I resigned myself to finding other reasons to write, but truthfully, all the other reasons pale, at least motivationally, to writing for coin. Money is the great motivator for me. Realizing that no matter how good I get as a writer, no matter how much I do of it, I’ll probably never earn anything close to enough to replace my substantial web freelancer work required to pay our bills, that seems to have broken something inside me. I always knew it was really risky to ever think that, but somehow I kept at it with the dream that I could defy the odds. But as I turned 40, I realized I am not the kind of person who ever really defies the odds. I don’t have any breathtaking talent at what I do. I’m the author you find in the middle of an anthology who mostly delivers a competent and interesting tale that you don’t remember a few months later. And I’m okay with that, I guess. At least, I thought I was, but maybe accepting who I am and the realities of my situation sucked all the motivation out of things for me.
It’s probably some kind of perfect storm of awfulness, these past couple of years. I should be patient with myself, or learn to live with my new state as a non-writer. But some part of me desperately wants to keep doing it. I’ve invested twenty years of my adult life into trying to be a writer, and it seems like a waste to actually go and give up now. Especially when I’m starting to see some measure of success in selling my work, and heck, one of my stories is a finalist for the Shirley Jackson Award for best novella, so it’s not like I’m not seeing any acclaim.

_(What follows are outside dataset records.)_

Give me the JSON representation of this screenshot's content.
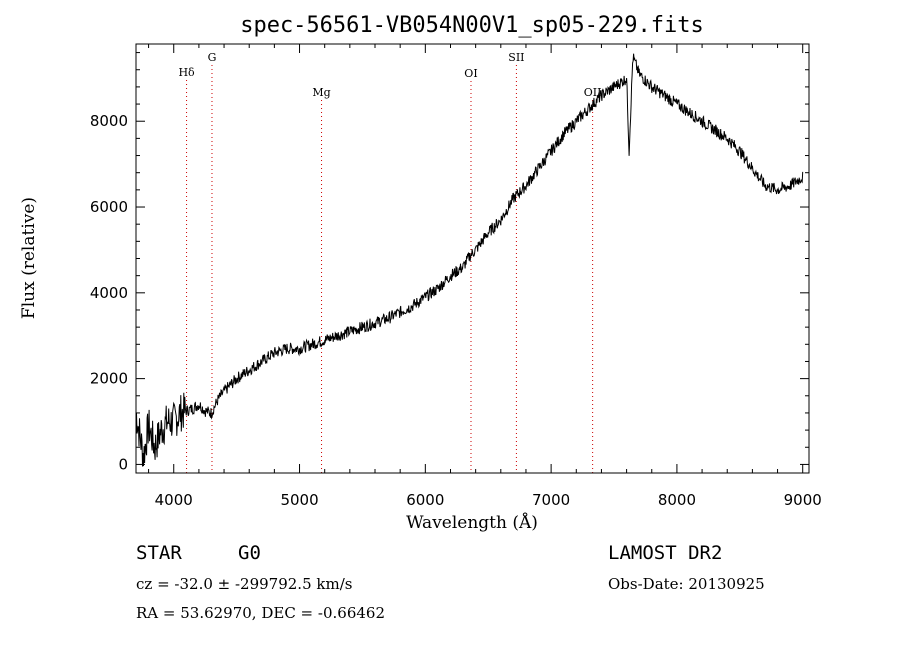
{
  "chart_data": {
    "type": "line",
    "title": "spec-56561-VB054N00V1_sp05-229.fits",
    "xlabel": "Wavelength (Å)",
    "ylabel": "Flux (relative)",
    "xlim": [
      3700,
      9050
    ],
    "ylim": [
      -200,
      9800
    ],
    "xticks": [
      4000,
      5000,
      6000,
      7000,
      8000,
      9000
    ],
    "yticks": [
      0,
      2000,
      4000,
      6000,
      8000
    ],
    "grid": false,
    "line_color": "#000000",
    "marker_color": "#cc0000",
    "spectral_lines": [
      {
        "label": "Hδ",
        "wavelength": 4102
      },
      {
        "label": "G",
        "wavelength": 4304
      },
      {
        "label": "Mg",
        "wavelength": 5175
      },
      {
        "label": "OI",
        "wavelength": 6363
      },
      {
        "label": "SII",
        "wavelength": 6724
      },
      {
        "label": "OII",
        "wavelength": 7330
      }
    ],
    "series": [
      {
        "x": [
          3700,
          3760,
          3800,
          3850,
          3900,
          3950,
          4000,
          4050,
          4100,
          4150,
          4200,
          4250,
          4300,
          4350,
          4400,
          4500,
          4600,
          4700,
          4800,
          4900,
          5000,
          5100,
          5200,
          5300,
          5400,
          5500,
          5600,
          5700,
          5800,
          5900,
          6000,
          6100,
          6200,
          6300,
          6350,
          6400,
          6500,
          6600,
          6700,
          6800,
          6900,
          7000,
          7100,
          7200,
          7300,
          7400,
          7500,
          7550,
          7600,
          7620,
          7650,
          7700,
          7800,
          7900,
          8000,
          8100,
          8200,
          8300,
          8400,
          8500,
          8600,
          8700,
          8800,
          8900,
          9000
        ],
        "y": [
          1200,
          200,
          900,
          400,
          800,
          1000,
          1000,
          1200,
          1250,
          1300,
          1400,
          1250,
          1200,
          1500,
          1700,
          2000,
          2200,
          2400,
          2600,
          2700,
          2700,
          2800,
          2900,
          3000,
          3100,
          3200,
          3300,
          3400,
          3550,
          3700,
          3900,
          4100,
          4400,
          4600,
          4850,
          5000,
          5400,
          5700,
          6200,
          6500,
          6900,
          7300,
          7700,
          8000,
          8300,
          8600,
          8800,
          8900,
          9000,
          7300,
          9500,
          9100,
          8800,
          8600,
          8400,
          8200,
          8000,
          7800,
          7600,
          7300,
          6900,
          6500,
          6400,
          6500,
          6700
        ]
      }
    ]
  },
  "info": {
    "object_class": "STAR",
    "subclass": "G0",
    "survey": "LAMOST DR2",
    "redshift_line": "cz = -32.0 ± -299792.5 km/s",
    "obs_date_line": "Obs-Date: 20130925",
    "coords_line": "RA =  53.62970, DEC =  -0.66462"
  }
}
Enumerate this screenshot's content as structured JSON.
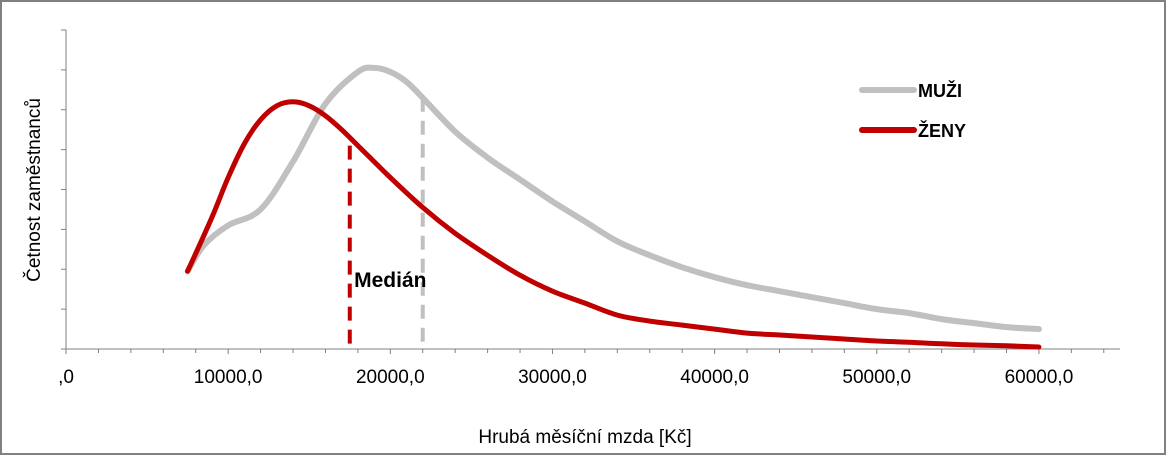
{
  "chart_data": {
    "type": "line",
    "title": "",
    "xlabel": "Hrubá měsíční mzda [Kč]",
    "ylabel": "Četnost zaměstnanců",
    "xlim": [
      0,
      65000
    ],
    "ylim": [
      0,
      8
    ],
    "x_tick_values": [
      0,
      10000,
      20000,
      30000,
      40000,
      50000,
      60000
    ],
    "x_tick_labels": [
      ",0",
      "10000,0",
      "20000,0",
      "30000,0",
      "40000,0",
      "50000,0",
      "60000,0"
    ],
    "y_tick_values": [
      0,
      1,
      2,
      3,
      4,
      5,
      6,
      7,
      8
    ],
    "grid": false,
    "legend_position": "top-right",
    "series": [
      {
        "name": "MUŽI",
        "color": "#c0c0c0",
        "x": [
          7500,
          8500,
          10000,
          12000,
          14000,
          16000,
          18000,
          19000,
          20000,
          21000,
          22000,
          24000,
          26000,
          28000,
          30000,
          32000,
          34000,
          36000,
          38000,
          40000,
          42000,
          44000,
          46000,
          48000,
          50000,
          52000,
          54000,
          56000,
          58000,
          60000
        ],
        "y": [
          1.95,
          2.6,
          3.1,
          3.5,
          4.7,
          6.15,
          6.95,
          7.05,
          6.95,
          6.7,
          6.3,
          5.45,
          4.8,
          4.25,
          3.7,
          3.2,
          2.7,
          2.35,
          2.05,
          1.8,
          1.6,
          1.45,
          1.3,
          1.15,
          1.0,
          0.9,
          0.75,
          0.65,
          0.55,
          0.5
        ]
      },
      {
        "name": "ŽENY",
        "color": "#c00000",
        "x": [
          7500,
          9000,
          10000,
          11000,
          12000,
          13000,
          14000,
          15000,
          16000,
          17000,
          18000,
          19000,
          20000,
          22000,
          24000,
          26000,
          28000,
          30000,
          32000,
          34000,
          36000,
          38000,
          40000,
          42000,
          44000,
          46000,
          48000,
          50000,
          52000,
          54000,
          56000,
          58000,
          60000
        ],
        "y": [
          1.95,
          3.3,
          4.3,
          5.15,
          5.75,
          6.1,
          6.2,
          6.1,
          5.85,
          5.5,
          5.1,
          4.7,
          4.3,
          3.55,
          2.9,
          2.35,
          1.85,
          1.45,
          1.15,
          0.85,
          0.7,
          0.6,
          0.5,
          0.4,
          0.35,
          0.3,
          0.25,
          0.2,
          0.17,
          0.13,
          0.1,
          0.08,
          0.05
        ]
      }
    ],
    "medians": [
      {
        "series": "MUŽI",
        "x": 22000,
        "y": 6.3,
        "color": "#c0c0c0"
      },
      {
        "series": "ŽENY",
        "x": 17500,
        "y": 5.1,
        "color": "#c00000"
      }
    ],
    "annotation": {
      "text": "Medián",
      "x": 20000,
      "y": 1.55
    }
  }
}
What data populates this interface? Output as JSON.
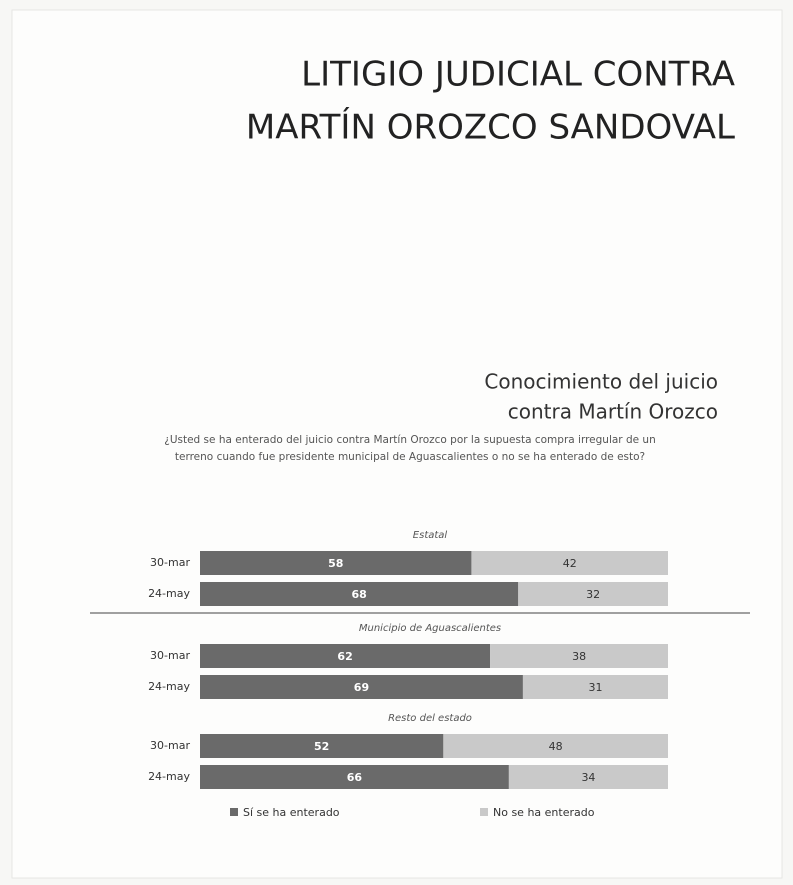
{
  "page_title": [
    "LITIGIO JUDICIAL CONTRA",
    "MARTÍN OROZCO SANDOVAL"
  ],
  "chart_data": {
    "type": "stacked-bar",
    "title": [
      "Conocimiento del juicio",
      "contra Martín Orozco"
    ],
    "subtitle": "¿Usted se ha enterado del juicio contra Martín Orozco por la supuesta compra irregular de un terreno cuando fue presidente municipal de Aguascalientes o no se ha enterado de esto?",
    "xlim": [
      0,
      100
    ],
    "groups": [
      {
        "name": "Estatal",
        "categories": [
          "30-mar",
          "24-may"
        ]
      },
      {
        "name": "Municipio de Aguascalientes",
        "categories": [
          "30-mar",
          "24-may"
        ]
      },
      {
        "name": "Resto del estado",
        "categories": [
          "30-mar",
          "24-may"
        ]
      }
    ],
    "series": [
      {
        "name": "Sí se ha enterado",
        "color": "#6a6a6a",
        "values": [
          58,
          68,
          62,
          69,
          52,
          66
        ]
      },
      {
        "name": "No se ha enterado",
        "color": "#c9c9c9",
        "values": [
          42,
          32,
          38,
          31,
          48,
          34
        ]
      }
    ]
  }
}
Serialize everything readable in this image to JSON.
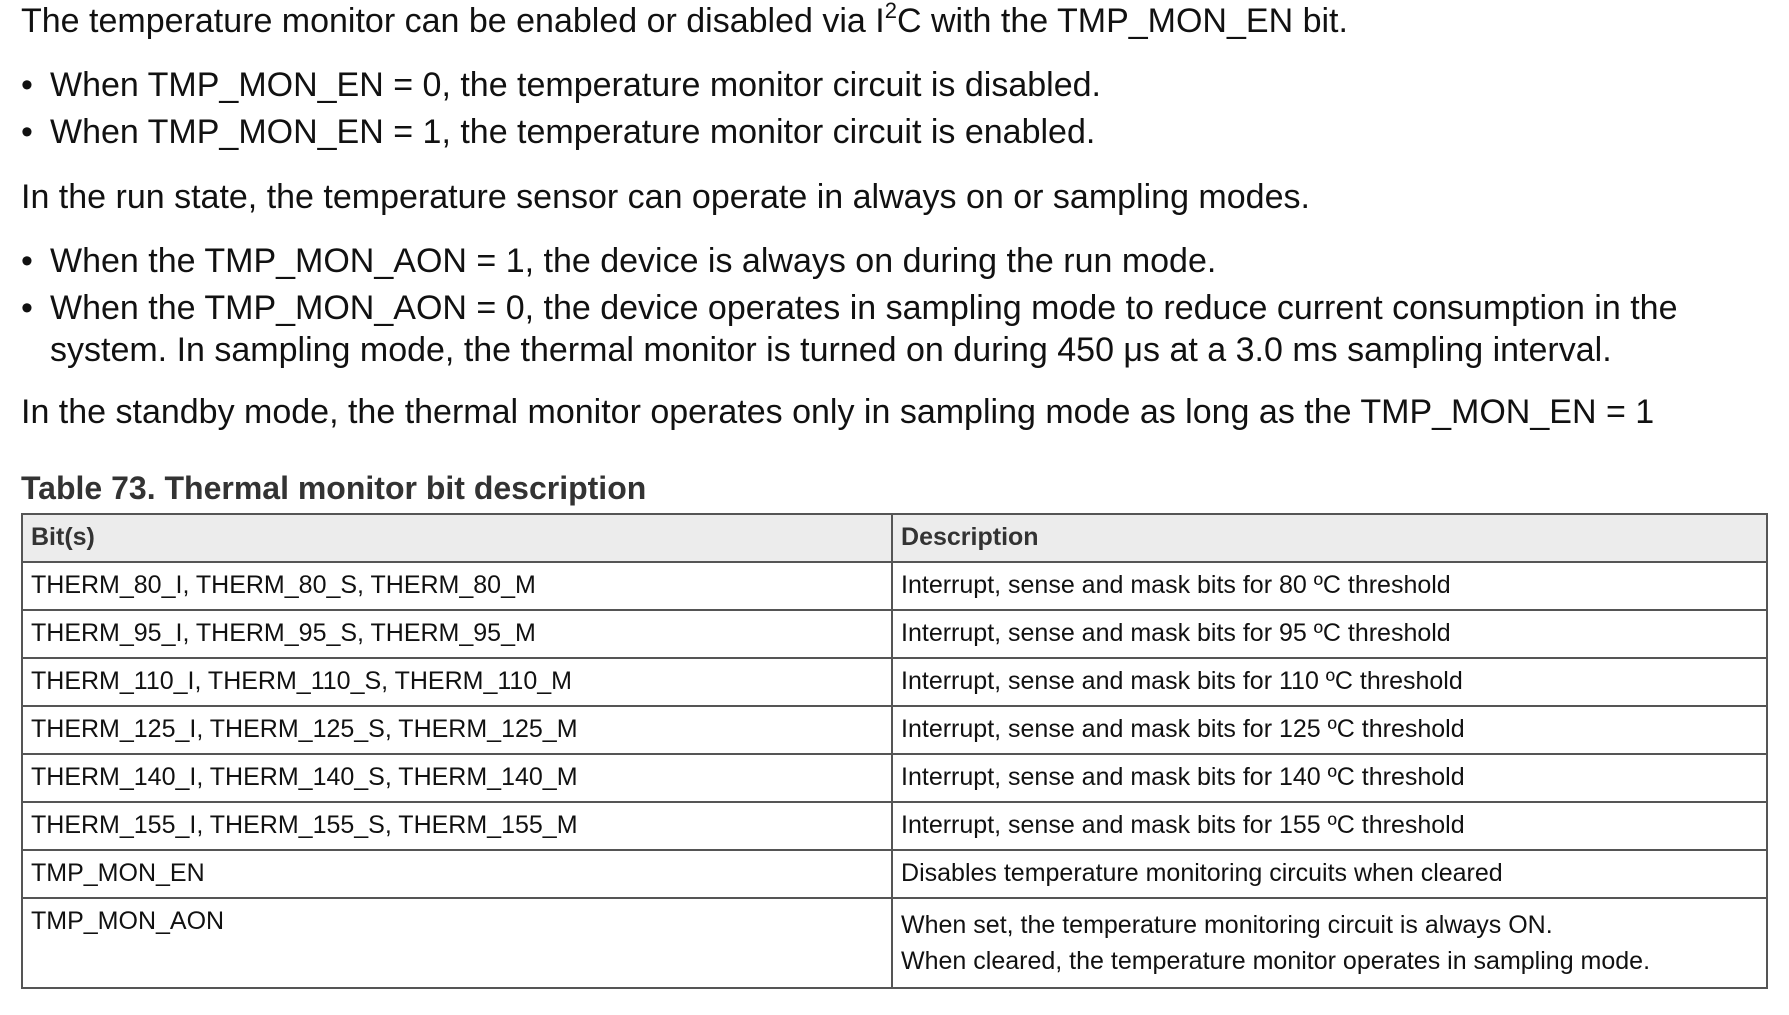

So what gives? Am I a psychological casualty? An economic one? Does it really matter? Fuck yes, it matters. I want to know what makes me tick. That’s a big part of the reason I write, when you take money out of the equation. Writing helps me understand myself better.
Once upon a time, I didn’t even believe writer’s block like this existed. What a fool I was. Here I am, fifteen months since a completed story, frustrated and wondering: if I’m not going to keep writing, then what the hell am I even going to do with myself? What now? I’ll keep trying for a while still, but it’s hard to be optimistic about it. Twenty years, and I’m not sure I’ve ever had this much difficulty putting down words — any words. Blog posts roll off the finger tips, but those don’t matter in the scheme of things. So maybe that’s the problem? Maybe I’ve put too much importance in my “serious” fiction work. Maybe I just need to write some deliberately awful garbage, or fan fiction I couldn’t possibly sell? That seems even more pointless though, especially because it’d be trying to make pointlessness the whole purpose of the work.
I don’t know. I just don’t have any idea what the problem is. If you think you do, let me know. I’ll try just about anything now to get through this patch.